10     "github.com/blevesearch/bleve/analysis/tokenizers/unicode"
11 )
12 
13 func addCustomTokenFilter(indexMapping *bleve.IndexMapping) *bleve.IndexMapping {
14     err := indexMapping.AddCustomTokenFilter("bigram_tokenfilter", map[string]interface{}{
15         "type": edge_ngram_filter.Name,
16         "side": edge_ngram_filter.FRONT,
17         "min":  3.0,
18         "max":  25.0,
19     })
20 
21     if err != nil {
22         log.Fatal(err)
23     }
24 
25     return indexMapping
26 }
27 
28 func addCustomAnalyzers(indexMapping *bleve.IndexMapping) *bleve.IndexMapping {
29     indexMapping = addCustomTokenFilter(indexMapping)
30 
31     err := indexMapping.AddCustomAnalyzer("not_analyzed", map[string]interface{}{
32         "type":      custom_analyzer.Name,
33         "tokenizer": single_token.Name,
34     })
35 
36     if err != nil {
37         log.Fatal(err)
38     }
39 
40     err = indexMapping.AddCustomAnalyzer("fulltext_ngram", map[string]interface{}{
41         "type":      custom_analyzer.Name,
42         "tokenizer": unicode.Name,
43         "token_filters": []string{
44             lower_case_filter.Name,
45             "bigram_tokenfilter",
46         },
47     })
48 
49     if err != nil {
50         log.Fatal(err)
51     }
52 
53     return indexMapping
54 }

Setting up the indexing process was the least effort, compared to understanding how the mapping works in Bleve. You need to read much of their source code, the wiki gives you only a very high level overview.

Finally, here is the code I’ve used to index the article data, bringing it all together.

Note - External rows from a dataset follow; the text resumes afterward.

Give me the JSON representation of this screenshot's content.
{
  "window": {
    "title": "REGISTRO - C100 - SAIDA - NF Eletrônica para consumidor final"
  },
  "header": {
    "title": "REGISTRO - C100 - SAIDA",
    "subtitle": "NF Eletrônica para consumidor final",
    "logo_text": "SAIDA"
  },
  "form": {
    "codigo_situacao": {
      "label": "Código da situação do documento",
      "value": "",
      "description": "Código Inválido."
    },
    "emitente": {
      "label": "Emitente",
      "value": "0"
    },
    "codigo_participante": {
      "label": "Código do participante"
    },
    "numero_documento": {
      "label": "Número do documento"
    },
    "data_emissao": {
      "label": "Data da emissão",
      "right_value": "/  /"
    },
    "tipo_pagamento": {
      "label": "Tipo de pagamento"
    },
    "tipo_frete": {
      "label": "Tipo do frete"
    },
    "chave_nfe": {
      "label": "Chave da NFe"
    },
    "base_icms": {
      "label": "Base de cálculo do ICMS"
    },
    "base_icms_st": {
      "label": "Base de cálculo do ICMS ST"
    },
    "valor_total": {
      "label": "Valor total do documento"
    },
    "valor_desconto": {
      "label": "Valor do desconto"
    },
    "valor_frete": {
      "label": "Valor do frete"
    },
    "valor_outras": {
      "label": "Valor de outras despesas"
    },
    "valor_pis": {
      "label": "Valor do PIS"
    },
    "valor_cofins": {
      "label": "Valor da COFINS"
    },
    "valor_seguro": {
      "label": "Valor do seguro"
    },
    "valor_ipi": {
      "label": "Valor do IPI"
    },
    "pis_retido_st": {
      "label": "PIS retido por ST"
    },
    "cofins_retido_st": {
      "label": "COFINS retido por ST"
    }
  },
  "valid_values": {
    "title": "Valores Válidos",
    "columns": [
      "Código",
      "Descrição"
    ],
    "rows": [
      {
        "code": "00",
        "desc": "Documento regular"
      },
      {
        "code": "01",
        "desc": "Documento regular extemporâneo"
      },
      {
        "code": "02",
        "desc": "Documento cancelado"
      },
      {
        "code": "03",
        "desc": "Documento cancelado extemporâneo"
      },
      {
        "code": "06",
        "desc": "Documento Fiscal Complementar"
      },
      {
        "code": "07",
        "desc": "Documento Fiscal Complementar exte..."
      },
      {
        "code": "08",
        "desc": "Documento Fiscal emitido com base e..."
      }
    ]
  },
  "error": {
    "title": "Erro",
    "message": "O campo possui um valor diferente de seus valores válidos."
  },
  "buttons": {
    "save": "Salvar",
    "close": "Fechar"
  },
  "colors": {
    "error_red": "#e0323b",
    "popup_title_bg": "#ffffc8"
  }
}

You can assume, that the slice of articles was loaded from a MySQL database and mapped to the article struct you’ve seen in above’s example.

 1 // Execute the import step
 2 func (istep *ImportFromMySQL) Execute(barContainer *multibar.BarContainer) {
 3     articles := istep.getArticles()
 4     idxProgress := barContainer.MakeBar(len(articles), "Indexing")
 5     go barContainer.Listen()
 6     for k, v := range articles {
 7         log.WithFields(log.Fields{
 8             "OrderID":        v.OrderNumber,
 9             "Color":          v.Color,
10             "TranslatedName": v.TranslatedName,
11             "Locale":         v.Locale,
12         }).Debug("Indexing Article")
13         id := fmt.Sprintf("%s-%s", string(v.OrderNumber), v.Locale)
14         istep.index.Index(id, v)
15         idxProgress(k + 1)
16     }
17     idxProgress(len(articles))
18 }

At the end, I’ve switched it all to Elasticsearch, due to performance reasons. A search request took in the best case 60ms and in the worst case about 300ms. Compared to Elasticsearch, even with taking the HTTP overhead into consideration, I get results below 10ms on my local 2015 MacBook Pro. My personal decision to go back to Elasticsearch was truly biased by the availability of the much deeper knowledge of the Elasticsearch internals. Bleve seems to my very appealing, as it can be a no-other-server-needed way of building a medium complex search service. I will follow its progress and maybe retest it some day. I am thankful anyway that somebody made the effort of creating such an educated library in the Go world. Keep up the good work!

I hope these code bits help you to get started with Bleve, it was a lot of fun for me.